In the middle of Myanmar’s central “dry zone” lies an area once home to tens of thousands of glittering temples, pagodas and monasteries – Bagan. Although it is not the very beginning of Myanmar history, it is possibly the first symbol of Myanmar’s glories and grandeur.

There is a saying in Myanmar that until you set foot on Bagan, you haven’t necessarily been to Myanmar. Bagan is so much cherished and valued with much sentiment by people across all backgrounds in Myanmar – be they Buddhists or those of other religious affiliations – that even after hundreds of years after this ancient city’s demise, it still remains atop the country’s travel list not just as a popular tourist destination but as the most sacred place of pilgrimage as well.

The history of Bagan is as mysterious as the city itself. Folklores date the city to as far back as the mid-to-late 9th Century AD. At the time of its founding, Bagan was just a city-state among many other competing warring city-states in the present-day Myanmar and some neighbouring Southeast Asian countries. It was in the mid-11th Century, however, during the reign of King Anawrahta (1044-1077AD) that Bagan’s political power spread beyond the central dry zone as Anawrahta successfully unified all the scattering countries and city-states into one big kingdom.

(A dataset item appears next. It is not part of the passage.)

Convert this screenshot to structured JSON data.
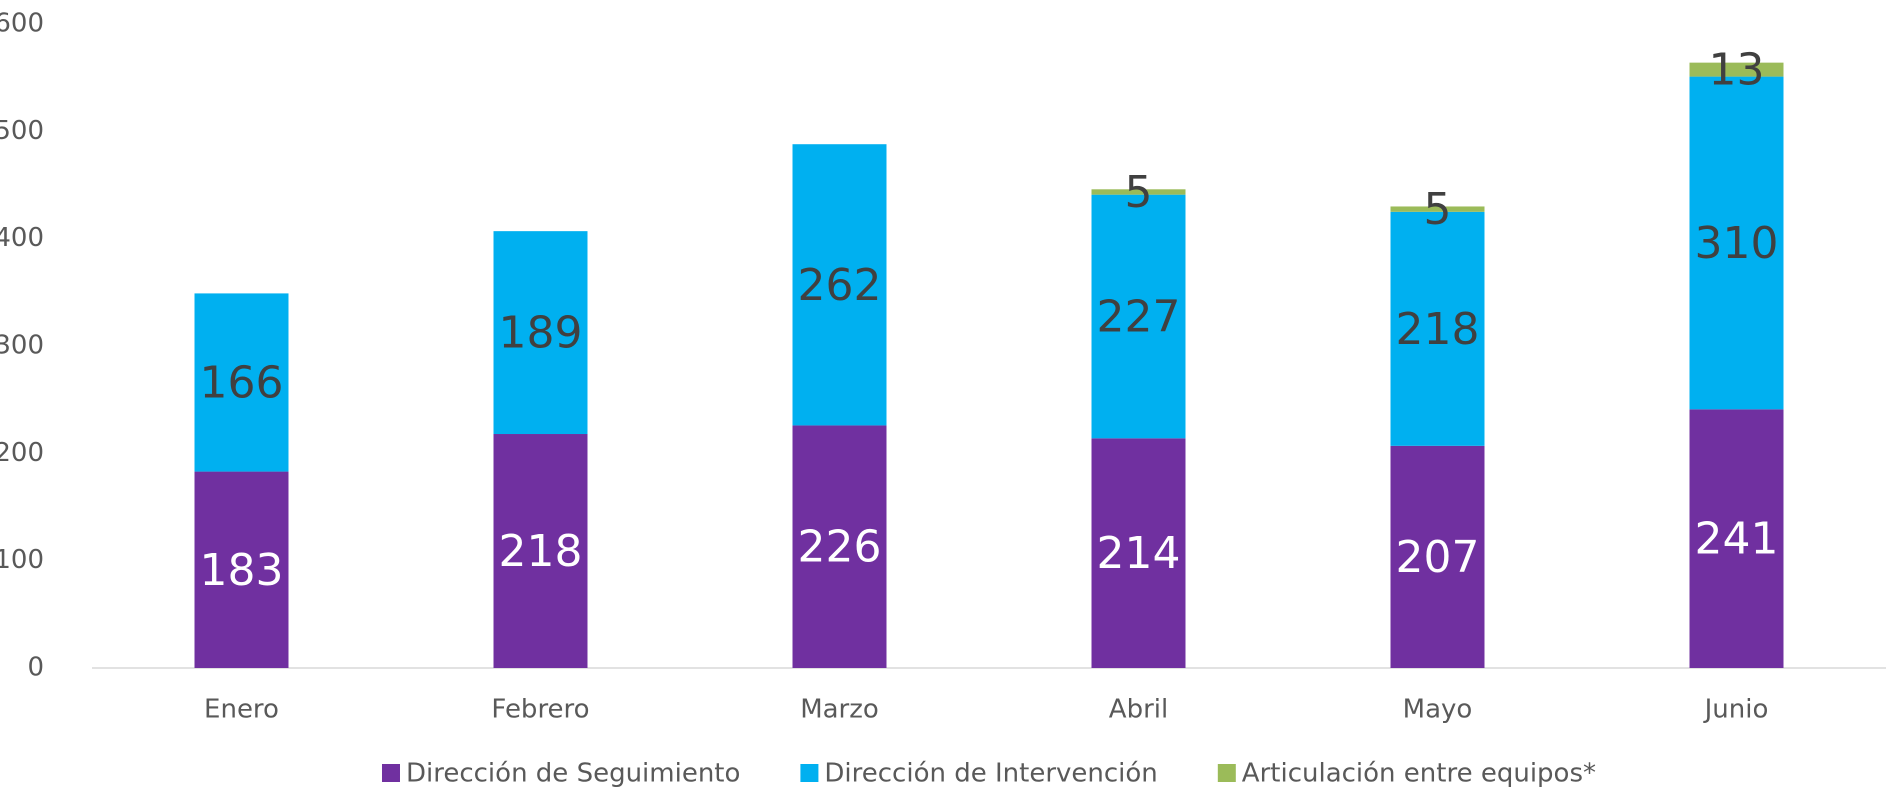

It was during his reign as well that Theravada version of Buddhism began to gain predominance over Hinduism and other sects of Buddhism that had already spread to the country since earlier times. The kingdom of Bagan, now both politically and economically prevailing , also became rich culturally – inventing Myanmar scripts based on Mon scripts, adopting a more organized system of governance, and acquiring skills of arts and crafts, raising the people of Bagan to a civilized status. The evidence of their civilization sure are those thousands of temples – all along with their architecture, engineering and fantastic craftsmanship – that still boasts as a city worth visiting to see the trails of Bagan’s ancient glories.

While the civil architectures of that era have been lost forever, many religious buildings built during the golden era of Bagan, paid for by the royal families and the well-off commoners alike – have survived to date, numbering more than 2,200, attracting millions of tourists and pilgrims every year. Natural disasters such as earthquakes have severely damaged the ancient temples many times but the original structures of those stupas still remain largely intact.

Bagan’s stars began to wane starting the late-13th century due to Mongol invasions and internal rivalries. The empire gradually broke into smaller kingdoms and city-states ever since. However, the heritage the city has left proves its glories once existent, and reminds us of both physical might and spiritual toughness of the people Bagan nearly 1000 years ago.

Processes are now underway now for the city to be included on UNESCO’s World Heritage List.